Il y a aussi le checkpoint à 17 km au sud de Sebha, tenu par des combattants Toubous. Les Toubous disent que tout au sud de celui-ci, est le territoire des Toubous et que le point de contrôle est nécessaire pour contrôler l’entrée mais c’est aussi une source de revenus. Les camions de marchandises et de nombreux autres véhicules qui transitent doivent payer de 50 à 100 dinars (37 à 75 dollars) – parfois plus – aux gardiens. Les forces Toubous contrôlent également l’aéroport de Sebha, qui est fermé mais que la municipalité locale et la plupart des habitants de Sebha veulent rouvrir. La municipalité locale veut le départ des Toubous mais ceux-ci n’ont aucune intention de quitter. Ils affirment qu’ils doivent rester à l’aéroport pour protéger le district voisin de Tayuri.
Le maréchal aurait cherché à intégrer la sixième Force (installé à Sebha et composé majoritairement d’Ouled Slimane) dans son armée nationale libyenne. Il y a quelques semaines, il a désigné un nouveau commandant à sa tête, mais celui-ci a refusé cette nomination, proclamant sa loyauté au gouvernement d’union nationale. L’homme fort de l’Est libyen a alors «envoyé des renforts dans la région», en particulier «des avions de combat et des hélicoptères à l’aéroport de Tamanhint», à une trentaine de kilomètres au nord de Sebha, décrit le spécialiste des questions militaires libyennes Thomas Feneux dans un article détaillé. «Des bataillons ont été déployés, en particulier des unités salafistes et des forces spéciales», précise l’expert.
Tirs à l’arme lourde
En réaction, le gouvernement d’union nationale a annoncé la formation d’une nouvelle force militaire pour sécuriser le Fezzan. Des mouvements de troupes se dirigeant vers Sebha ont été signalés. Plusieurs groupes armés, aux allégeances variables, sont présents autour de la ville. Des organisations rebelles tchadiennes et soudanaises ont également trouvé refuge (ou matière à financement) dans la région. Dans un communiqué publié jeudi, Haftar a lancé un ultimatum à «tous les Africains des pays voisins» en exigeant leur départ avant ce samedi.
Un accord de paix, prévoyant des dédommagements et un processus de réconciliation communautaire, avait été signé à Rome l’an dernier entre les Toubous et les Ouled Slimane. Jamais véritablement appliqué, il a fini par craquer au mois de février. Une dizaine de personnes ont été tuées depuis à Sebha. Des négociations sont en cours, mais les cessez-le-feu sont systématiquement violés. Des tirs à l’arme lourde résonnent en ville, selon les messages des habitants postés sur les réseaux sociaux, qui décrivent des victimes civiles.
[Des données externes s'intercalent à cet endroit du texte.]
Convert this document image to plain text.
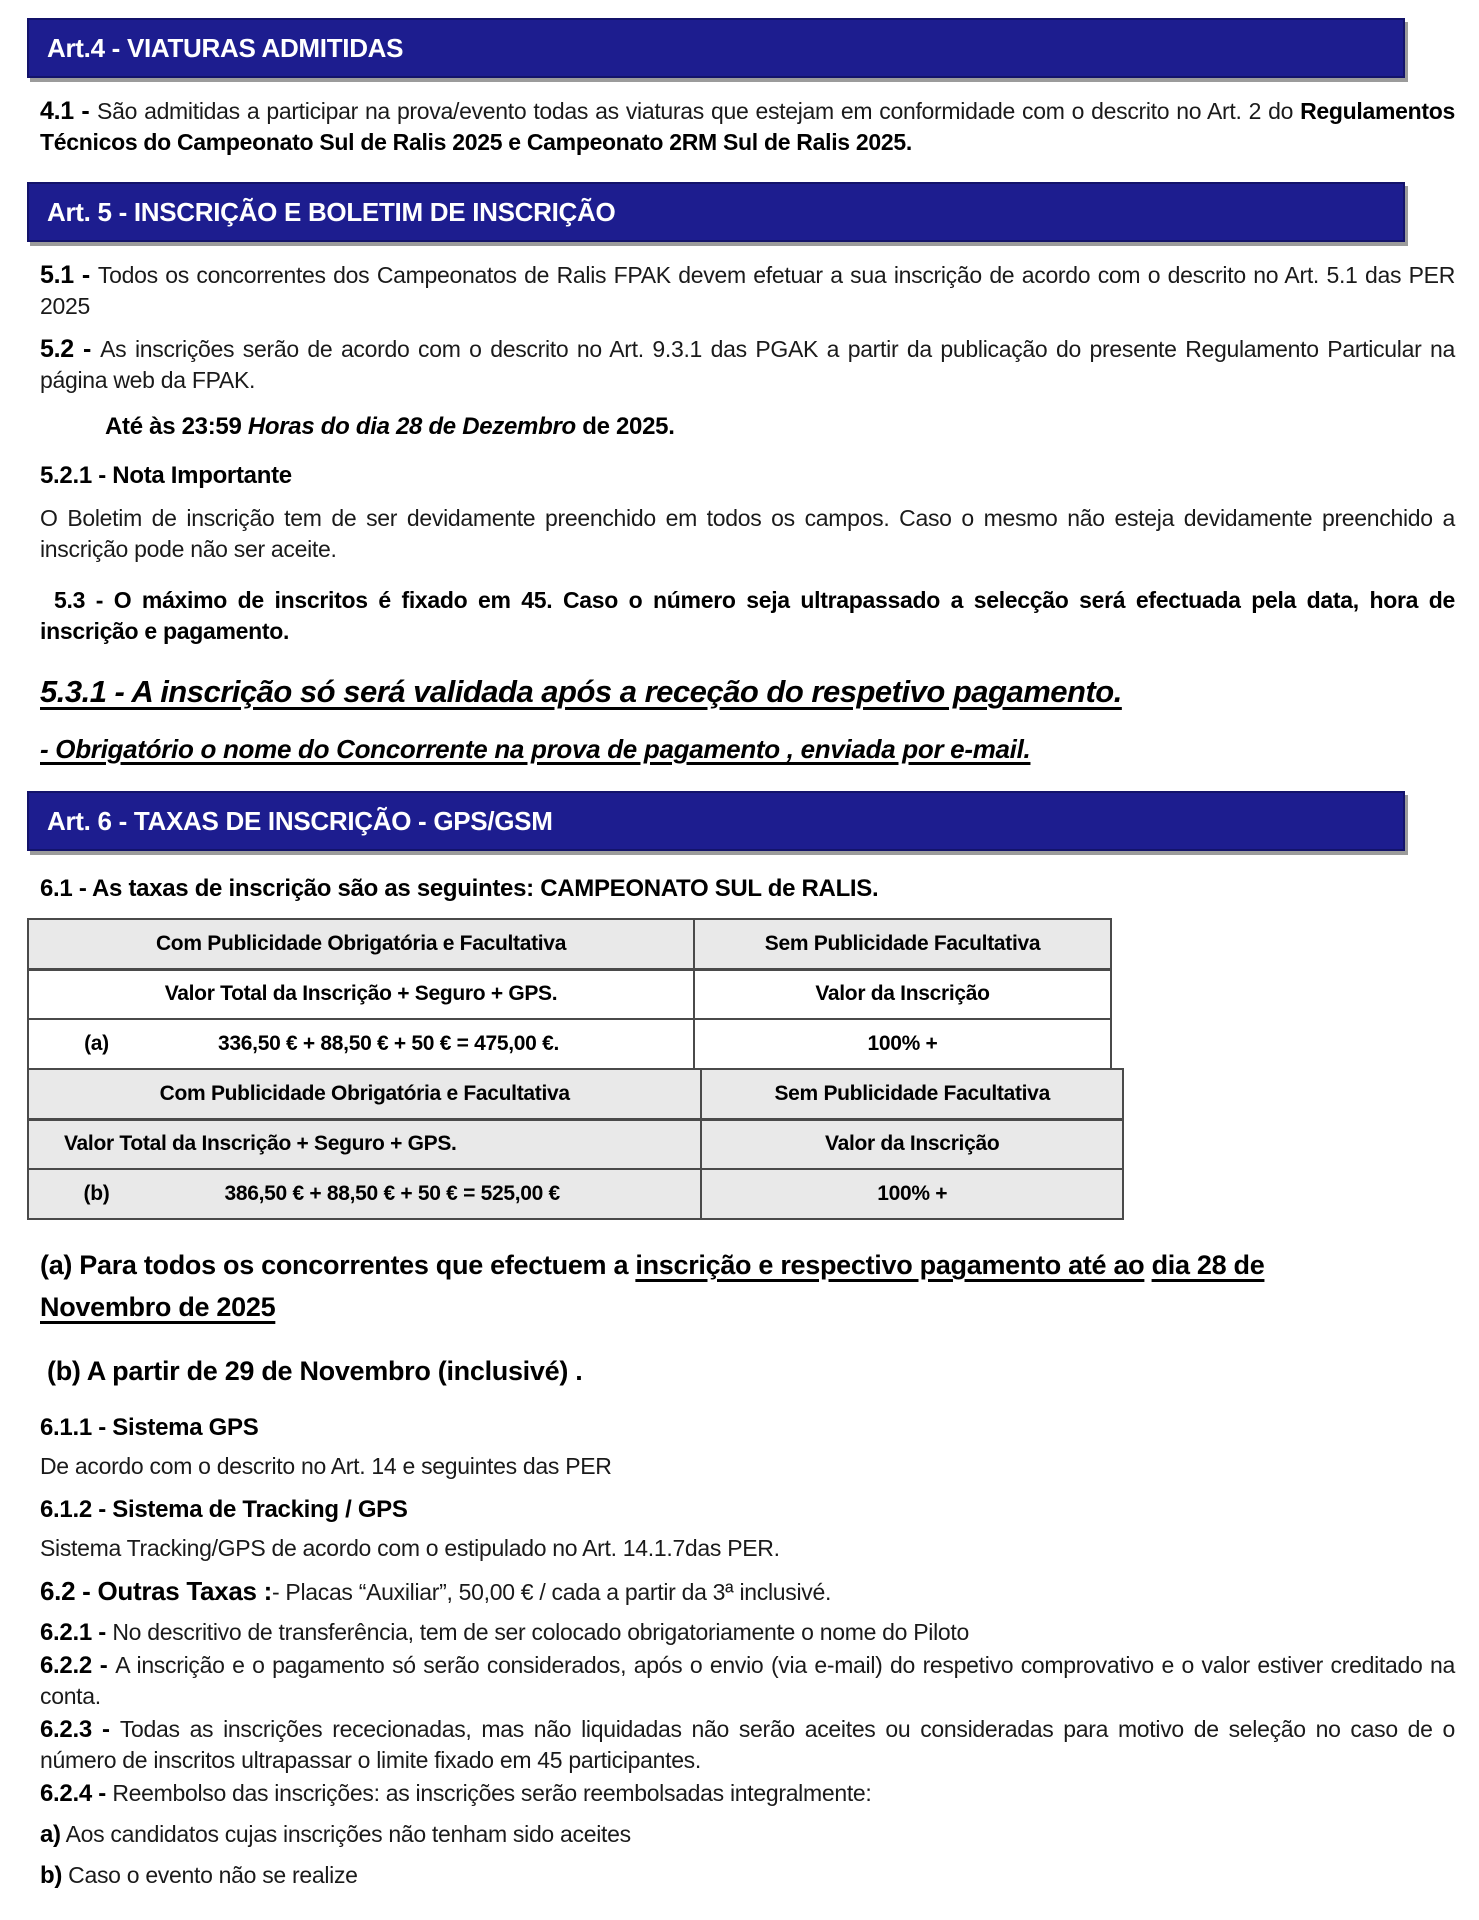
Art.4 - VIATURAS ADMITIDAS

4.1 - São admitidas a participar na prova/evento todas as viaturas que estejam em conformidade com o descrito no Art. 2 do Regulamentos Técnicos do Campeonato Sul de Ralis 2025 e Campeonato 2RM Sul de Ralis 2025.

Art. 5 - INSCRIÇÃO E BOLETIM DE INSCRIÇÃO

5.1 - Todos os concorrentes dos Campeonatos de Ralis FPAK devem efetuar a sua inscrição de acordo com o descrito no Art. 5.1 das PER 2025

5.2 - As inscrições serão de acordo com o descrito no Art. 9.3.1 das PGAK a partir da publicação do presente Regulamento Particular na página web da FPAK.

Até às 23:59 Horas do dia 28 de Dezembro de 2025.

5.2.1 - Nota Importante

O Boletim de inscrição tem de ser devidamente preenchido em todos os campos. Caso o mesmo não esteja devidamente preenchido a inscrição pode não ser aceite.

5.3 - O máximo de inscritos é fixado em 45. Caso o número seja ultrapassado a selecção será efectuada pela data, hora de inscrição e pagamento.

5.3.1 - A inscrição só será validada após a receção do respetivo pagamento.

- Obrigatório o nome do Concorrente na prova de pagamento , enviada por e-mail.

Art. 6 - TAXAS DE INSCRIÇÃO - GPS/GSM

6.1 - As taxas de inscrição são as seguintes: CAMPEONATO SUL de RALIS.

Com Publicidade Obrigatória e Facultativa	Sem Publicidade Facultativa
Valor Total da Inscrição + Seguro + GPS.	Valor da Inscrição

(a) 336,50 € + 88,50 € + 50 € = 475,00 €.	100% +
Com Publicidade Obrigatória e Facultativa	Sem Publicidade Facultativa
Valor Total da Inscrição + Seguro + GPS.	Valor da Inscrição

(b) 386,50 € + 88,50 € + 50 € = 525,00 €	100% +
(a) Para todos os concorrentes que efectuem a inscrição e respectivo pagamento até ao dia 28 de
Novembro de 2025

(b) A partir de 29 de Novembro (inclusivé) .

6.1.1 - Sistema GPS

De acordo com o descrito no Art. 14 e seguintes das PER

6.1.2 - Sistema de Tracking / GPS

Sistema Tracking/GPS de acordo com o estipulado no Art. 14.1.7das PER.

6.2 - Outras Taxas :- Placas “Auxiliar”, 50,00 € / cada a partir da 3ª inclusivé.

6.2.1 - No descritivo de transferência, tem de ser colocado obrigatoriamente o nome do Piloto

6.2.2 - A inscrição e o pagamento só serão considerados, após o envio (via e-mail) do respetivo comprovativo e o valor estiver creditado na conta.

6.2.3 - Todas as inscrições rececionadas, mas não liquidadas não serão aceites ou consideradas para motivo de seleção no caso de o número de inscritos ultrapassar o limite fixado em 45 participantes.

6.2.4 - Reembolso das inscrições: as inscrições serão reembolsadas integralmente:

a) Aos candidatos cujas inscrições não tenham sido aceites

b) Caso o evento não se realize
Les affrontements sont pour l’instant sporadiques mais ils risquent de tourner à la bataille rangée si les acteurs du Nord libyen utilisent la vieille querelle entre Toubous et Ouled Slimane pour régler leurs comptes.
Le conflit ne va pas disparaître. Les divisions sont profondes. D’autres tribus arabes de la région sont restées sur la touche mais les Ouled Slimane allaient établir des alliances avec d’autres tribus de la région – le Magarha, le Hassauna et peut-être même le Qaddafa, qui avait soutenu les Toubous, ayant un ennemi commun, les Ouled Slimane.
Dans cette situation incendiaire, la rivalité entre Tripoli et Benghazi transforme un drame local en une crise nationale.